Quote of the day: You can’t converse with Alzheimer’s sufferers in the way you do with others; the dialogue tends to go round in circles. ~ Kevin Whately


My dad had back to back therapy today starting at 3pm. It is now 8:30pm, and I just got home. I am wiped out. When he goes to therapy, I have my mom in tow. I leave her with some hot tea in the hospital's atrium. While she is there, I go into all of my dad's therapy sessions. I am needed because within five minutes of the completion of a session, my dad remembers nothing. So in essence for therapy to go effectively, I have to be the driver and task master. Which I assure you is exhausting. 

After five sessions of speech therapy, my dad was discharged from that service today. Not because he has stabilized, but because there is just so much that can be done with him. Therefore whatever we learned in session, the suggestion is I continue it at home. I went into today's speech therapy session with the idea that TODAY was going to be the last time my dad would use this daily log notebook that we created. I felt this way because I am the one working hard and getting super frustrated with this book. My dad has no desire or interest to pick up the book and find information out for himself, much less record facts, thoughts, and feelings about his day! I keep saying to myself... who is this book for? Who is benefitting from this book?

Yet between occupational therapy and speech therapy today, there was a thirty minute break. While sitting with my dad, he decided to share with me his reflections on the top five things that influenced his life. I was absolutely stunned that he wanted to be reflective, so I grabbed his daily log book and encouraged him to write it down.
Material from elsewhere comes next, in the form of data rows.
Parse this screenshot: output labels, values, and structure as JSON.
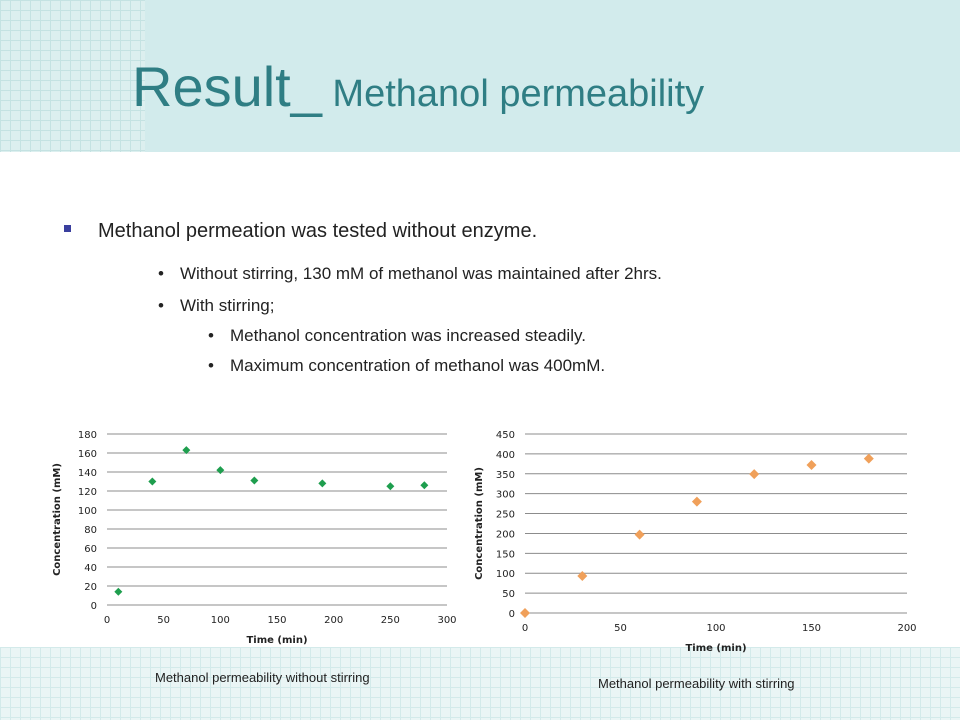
{
  "slide": {
    "title_main": "Result_",
    "title_sub": " Methanol permeability",
    "bullet_main": "Methanol permeation was tested without enzyme.",
    "bullets": [
      "Without stirring, 130 mM of methanol was maintained after 2hrs.",
      "With stirring;"
    ],
    "sub_bullets": [
      "Methanol concentration was  increased steadily.",
      "Maximum concentration of methanol was 400mM."
    ],
    "bullet_glyph": "•",
    "colors": {
      "title": "#2f7e84",
      "series1": "#1e9e4e",
      "series2": "#f0a05a"
    }
  },
  "chart_data": [
    {
      "type": "scatter",
      "title": "",
      "caption": "Methanol permeability without stirring",
      "xlabel": "Time (min)",
      "ylabel": "Concentration  (mM)",
      "xlim": [
        0,
        300
      ],
      "ylim": [
        0,
        180
      ],
      "xticks": [
        0,
        50,
        100,
        150,
        200,
        250,
        300
      ],
      "yticks": [
        0,
        20,
        40,
        60,
        80,
        100,
        120,
        140,
        160,
        180
      ],
      "grid": true,
      "marker": "diamond",
      "color": "#1e9e4e",
      "x": [
        10,
        40,
        70,
        100,
        130,
        190,
        250,
        280
      ],
      "y": [
        14,
        130,
        163,
        142,
        131,
        128,
        125,
        126
      ]
    },
    {
      "type": "scatter",
      "title": "",
      "caption": "Methanol permeability with stirring",
      "xlabel": "Time (min)",
      "ylabel": "Concentration (mM)",
      "xlim": [
        0,
        200
      ],
      "ylim": [
        0,
        450
      ],
      "xticks": [
        0,
        50,
        100,
        150,
        200
      ],
      "yticks": [
        0,
        50,
        100,
        150,
        200,
        250,
        300,
        350,
        400,
        450
      ],
      "grid": true,
      "marker": "diamond",
      "color": "#f0a05a",
      "x": [
        0,
        30,
        60,
        90,
        120,
        150,
        180
      ],
      "y": [
        0,
        93,
        197,
        280,
        349,
        372,
        388
      ]
    }
  ]
}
Here were his top 6 things:

  1. When my dad entered kindergarten, he did not speak English, only Italian. 
  2. My dad played his saxophone on the stage of Carnegie Hall as a child. 
  3. In college, my dad tutored the blind. 
  4. My dad sat for the 14 hour long CPA exam.
  5. My dad was a surgical nurse in the Army.
  6. My dad played saxophone with the famous Stan Getz. 
Now if we did not have his notebook, we wouldn't have recorded his thoughts in that moment in time! With dementia, you NEVER will have that moment again, so you got to take it when it comes and be ready! So just when I think I should give up, my dad surprises me. I shared this revelation with the therapist today. Within speech therapy, we were trying to encourage my dad to share more content and conversation. We feel this is important because right now my dad writes and talks like a telegram. Words and not sentences! 

The therapist worked with my dad on a three part strategy: (1) acknowledge the question, (2) report out information from his notebook, and (3) provide a reflection or insight from this reported content. For example: On Wednesday of last week, we had a horrific thunder and rain storm (as reported in the notebook). So my question to my dad was did something unusual happen last Wednesday? Following the three step model to get him to share information and thoughts, he could say for #1 (acknowledge question): Yes something very unusual happened on Wednesday. For #2 (report out information), my dad could say, there was a terrible thunder and lightning storm. Finally, for #3 (reflecting on the topic), my dad could say.... we did not have storms like this in Los Angeles and I find them scary. 

No matter how many times Maria (the therapist) and I went through this with my dad, he couldn't get it. So it is no surprise that when we met up with my mom and she asked him about his session, he had NOTHING to say. I am honest, within five minutes, whatever he just did, is LOST. His brain is like a big black hole and there are times I have great patience and manage this well, and other times, I am frustrated. The book is a great source of frustration for me, but I am aware of the fact that my dad has NO insight into his situation or his significant degree of memory loss. Therefore he has no incentive to do something about it. I get his situation, but I assure you I don't like the impact of it on my emotional state!